Atulaa Krishnamurthy
The InTech Dispatch
4 min readFeb 4, 2020

Twenty years ago, the internet catalysed the flow of information from the hands of a few into those of everyone. Today, digital finance is seen as a game-changer that will bring underserved, underbanked populations within an insured, savings-heavy, and credit-filled security net.

FinTech for the Next Billion

Digital finance evangelists believe it is a way for families to shift their savings away from the proverbial linings of mattresses, and their borrowing options away from their local moneylender. Policymakers and governments foresee it reducing intermediation costs for the banking system, and as an avenue for job creation. For private FinTechs and their investors, the appeal lies in the volume of customers to be won over (“the next billion!”). The deep penetration of payments products through basic feature phones in Kenya’s M-Pesa is a shining success story.

The Reserve Bank of India and the Finance Ministry have attempted to incentivize digital payments and other financial products through numerous policy initiatives, such as the JAM triad (Jan Dhan, Aadhaar and Mobile), last-mile service delivery through the India Posts Payments Bank, and financial literacy programs run by multiple regulators.

One of the government’s newer machinations towards increasing digital financial inclusion has been the removal of the Merchant Discount Rate(MDR) on RuPay and UPI transactions.

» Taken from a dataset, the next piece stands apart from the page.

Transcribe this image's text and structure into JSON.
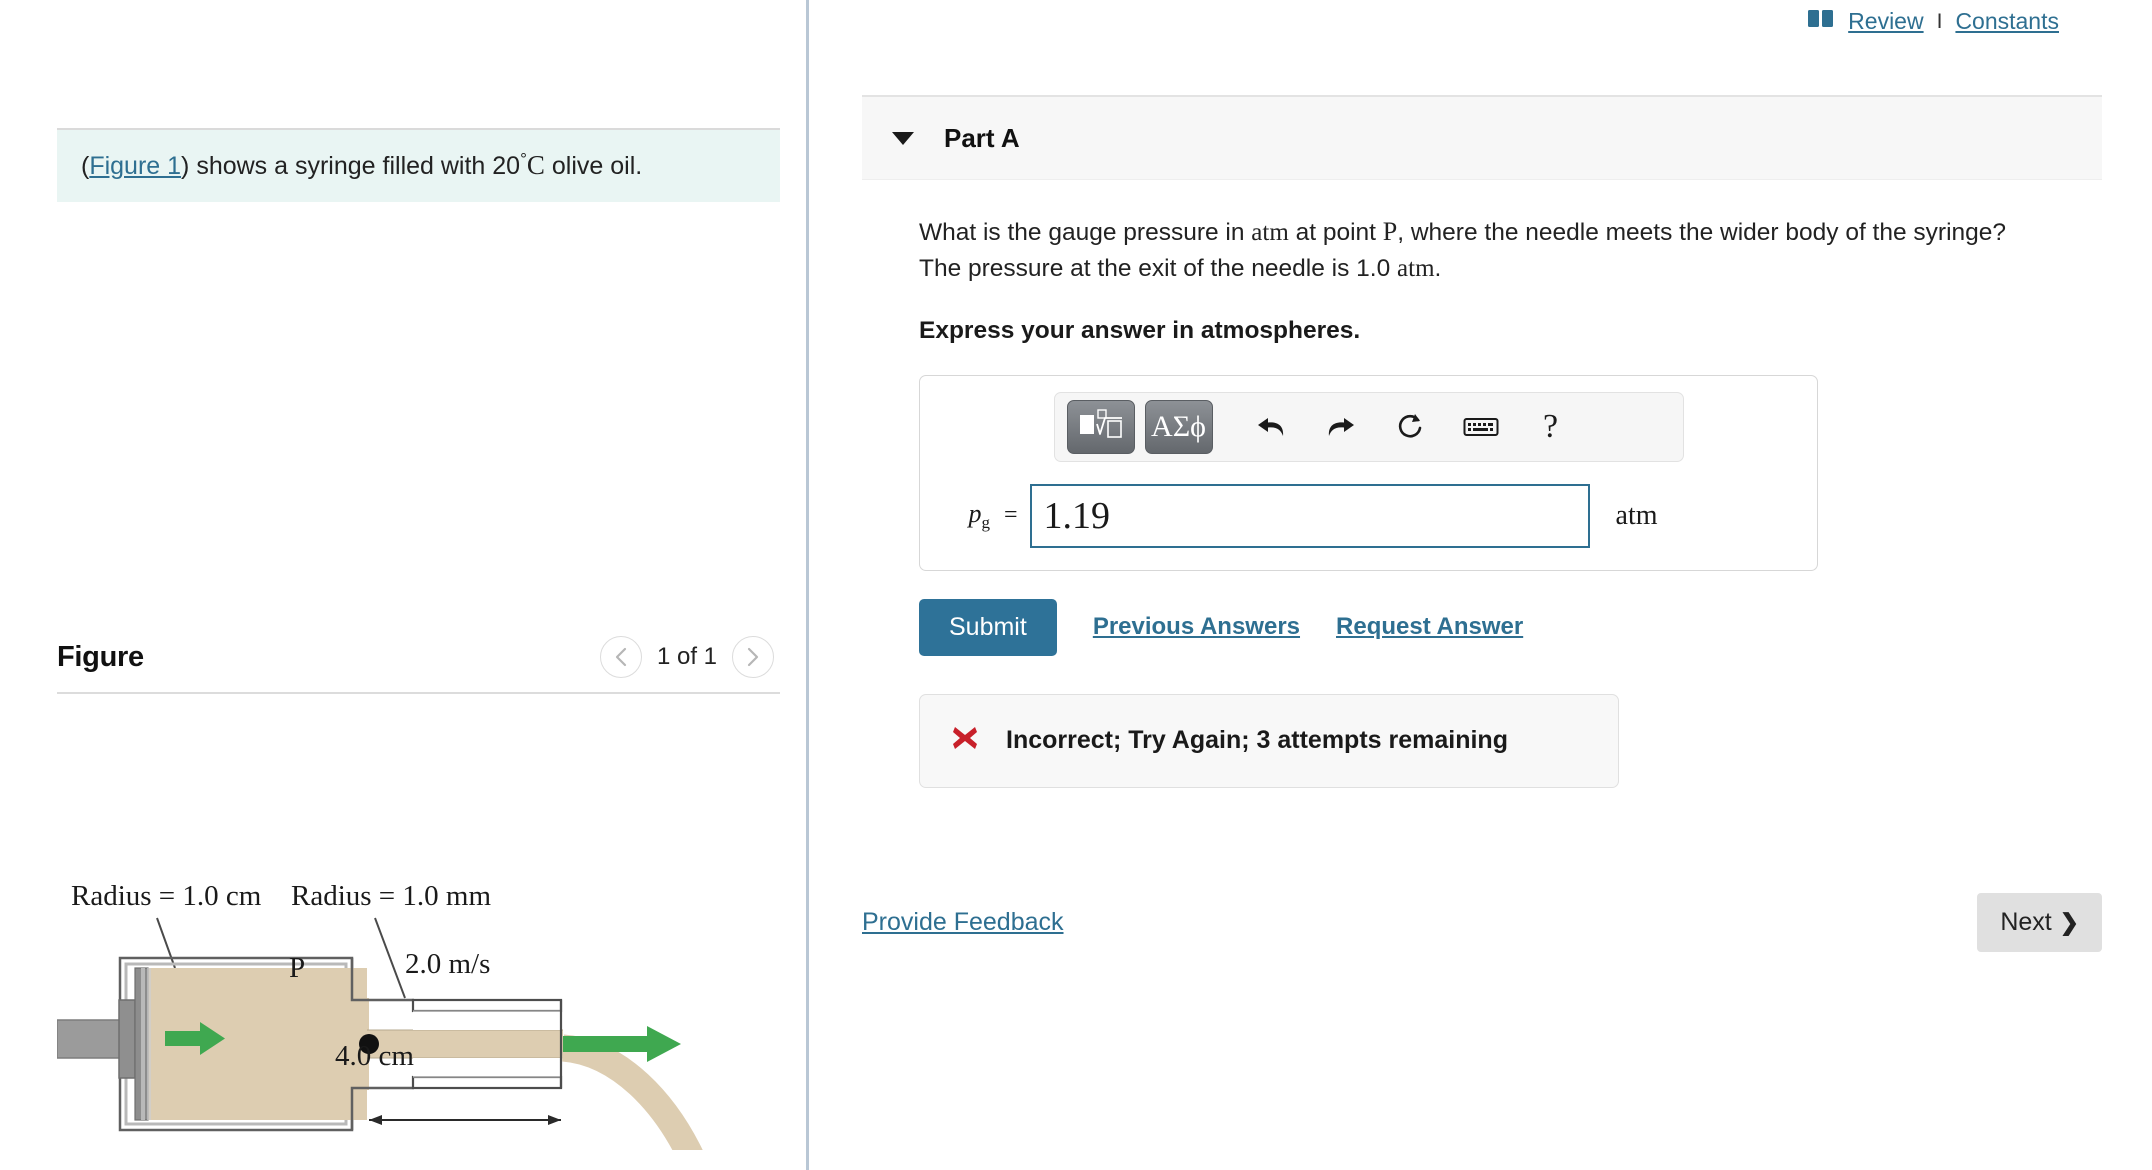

Merchant Discount Rate(MDR) and India’s Digital Payments

MDR fees are collected by banks and other financial players responsible for expanding digital infrastructure. They are typically paid by merchants(seller) processing such transactions, to the tune of 0.25–0.60% per transaction, depending on a range of factors. While doing away with this fee may seem like a useful policy incentive on paper, it may prove counterproductive to the government’s intent of widening the digital inclusion net.

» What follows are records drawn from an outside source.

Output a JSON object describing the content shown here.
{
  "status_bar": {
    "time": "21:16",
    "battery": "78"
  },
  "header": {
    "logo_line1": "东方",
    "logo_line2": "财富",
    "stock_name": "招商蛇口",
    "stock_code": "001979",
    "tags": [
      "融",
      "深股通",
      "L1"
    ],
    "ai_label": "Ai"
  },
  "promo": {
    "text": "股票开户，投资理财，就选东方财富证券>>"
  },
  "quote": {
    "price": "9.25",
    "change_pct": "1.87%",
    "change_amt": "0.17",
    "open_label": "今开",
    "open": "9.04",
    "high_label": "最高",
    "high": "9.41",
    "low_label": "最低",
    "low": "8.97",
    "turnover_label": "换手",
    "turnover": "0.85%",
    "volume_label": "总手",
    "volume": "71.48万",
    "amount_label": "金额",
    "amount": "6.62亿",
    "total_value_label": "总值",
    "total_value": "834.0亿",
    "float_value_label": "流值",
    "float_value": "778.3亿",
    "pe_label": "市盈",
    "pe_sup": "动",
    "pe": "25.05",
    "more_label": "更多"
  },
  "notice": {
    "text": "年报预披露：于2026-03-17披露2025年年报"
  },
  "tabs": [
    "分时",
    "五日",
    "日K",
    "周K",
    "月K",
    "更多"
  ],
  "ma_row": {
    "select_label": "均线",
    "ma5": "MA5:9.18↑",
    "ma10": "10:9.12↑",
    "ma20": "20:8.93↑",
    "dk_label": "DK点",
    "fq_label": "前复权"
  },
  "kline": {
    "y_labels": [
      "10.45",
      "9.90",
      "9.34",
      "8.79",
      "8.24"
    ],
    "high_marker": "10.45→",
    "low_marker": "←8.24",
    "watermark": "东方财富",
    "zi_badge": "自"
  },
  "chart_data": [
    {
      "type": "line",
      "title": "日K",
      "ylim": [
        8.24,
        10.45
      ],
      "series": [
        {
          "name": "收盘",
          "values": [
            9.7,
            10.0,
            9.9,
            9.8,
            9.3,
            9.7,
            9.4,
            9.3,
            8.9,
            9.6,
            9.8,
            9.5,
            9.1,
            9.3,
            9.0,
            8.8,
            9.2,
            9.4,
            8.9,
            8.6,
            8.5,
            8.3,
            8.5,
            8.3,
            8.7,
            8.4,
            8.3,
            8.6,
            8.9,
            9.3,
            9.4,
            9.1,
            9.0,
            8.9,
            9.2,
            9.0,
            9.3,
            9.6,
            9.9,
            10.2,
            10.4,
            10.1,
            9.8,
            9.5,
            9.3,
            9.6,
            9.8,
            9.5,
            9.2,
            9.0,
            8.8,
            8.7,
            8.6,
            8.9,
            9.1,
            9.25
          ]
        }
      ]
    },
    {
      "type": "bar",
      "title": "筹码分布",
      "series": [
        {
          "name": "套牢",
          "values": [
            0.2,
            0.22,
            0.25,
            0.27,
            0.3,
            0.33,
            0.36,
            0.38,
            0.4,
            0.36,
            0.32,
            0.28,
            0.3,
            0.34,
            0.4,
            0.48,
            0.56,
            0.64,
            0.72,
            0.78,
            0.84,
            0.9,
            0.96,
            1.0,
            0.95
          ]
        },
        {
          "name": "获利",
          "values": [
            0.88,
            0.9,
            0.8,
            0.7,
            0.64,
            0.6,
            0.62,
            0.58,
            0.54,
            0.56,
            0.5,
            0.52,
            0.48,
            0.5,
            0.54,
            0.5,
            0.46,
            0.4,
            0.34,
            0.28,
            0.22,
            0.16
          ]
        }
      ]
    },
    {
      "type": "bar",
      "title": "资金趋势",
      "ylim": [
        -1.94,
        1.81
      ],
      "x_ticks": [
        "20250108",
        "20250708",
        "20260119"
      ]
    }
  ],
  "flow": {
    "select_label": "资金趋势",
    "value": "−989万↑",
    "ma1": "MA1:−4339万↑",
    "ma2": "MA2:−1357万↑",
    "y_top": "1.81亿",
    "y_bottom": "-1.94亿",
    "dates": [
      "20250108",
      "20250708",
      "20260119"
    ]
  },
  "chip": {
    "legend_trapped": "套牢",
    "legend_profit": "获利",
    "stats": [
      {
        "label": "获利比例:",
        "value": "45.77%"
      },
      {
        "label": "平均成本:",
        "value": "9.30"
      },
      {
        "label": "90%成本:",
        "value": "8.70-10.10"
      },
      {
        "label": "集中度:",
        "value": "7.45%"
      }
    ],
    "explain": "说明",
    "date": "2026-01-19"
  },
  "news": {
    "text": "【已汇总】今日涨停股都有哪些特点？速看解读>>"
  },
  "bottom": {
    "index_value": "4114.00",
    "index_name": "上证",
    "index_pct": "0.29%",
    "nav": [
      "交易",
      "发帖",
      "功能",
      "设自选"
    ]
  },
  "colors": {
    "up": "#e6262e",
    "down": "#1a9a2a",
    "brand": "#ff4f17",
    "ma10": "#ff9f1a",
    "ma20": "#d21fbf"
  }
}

Many cogs turn in the wheel of the financial system before an online payment transaction is completed. A cash transaction is simple. In an exchange of cash, The parties involved are the buyer(customer) and the seller(merchant). The seller inspects the currency notes offered to him, is assured that they are indeed legal tender backed by the RBI’s sovereign guarantee, and bids his customer adieu. On the other hand, any online Business-to-Consumer (B2C) transaction involves a number of counterparties. These include

· Paying customer

· Customer’s bank

· Merchant

· Merchant’s bank

· Payment Service Provider (such as PhonePe, Google Pay or BHIM)

· National Payments Corporation of India(NCPI) — the central settlement agency for each transaction

Each of these intermediate parties takes on additional costs and credit risks to enable these payments. These costs are compensated to an extent by fees like the MDR.

Why the Merchant Discount Rate (MDR) Matters

The government’s take is that the MDR increases transaction costs, which may disincentivise users and merchants from using UPI and RuPay. However, these fees serve to subsidize other costs involved in the building, maintenance and delivery of digital finance infrastructure.

These include software developer compensation, customer service charges, setting up of merchant distribution networks through point-of-sale(POS) machines, operation of data centres and others.

Unintended Consequences: Privacy at Stake?

The law ensures that merchants of a certain size cannot refuse to accept payments through UPI and RuPay debit cards. But it remains to be seen whether other stakeholders, in the face of increased costs, will find ways to disincentivize their use and acceptance; perhaps by issuing MasterCard/VISA cards over ones powered by RuPay.

MDR charges accounted for over 70% of revenues of point-of-sale terminals(POS) in India. Under the new regime, these costs will have to be borne by banks or FinTech companies operating such terminals.

For want of a new revenue stream, this may also lead them to sell financial data of their users. In an ecosystem where privacy rights of individuals are gaining greater currency, it is crucial that regulatory changes do not nudge industry players into undermining these rights.

Even if the government announces a subsidy to offset this loss of revenue, which is unlikely, this will have to be to the tune of a whopping INR 2000 crores every year. There is no evidence that the MDR is a major factor in people abandoning digital payments. In light of this, INR 2000 crores would have been taxpayer money well spent towards increasing financial literacy and awareness, instead of fixing a system that was never broken.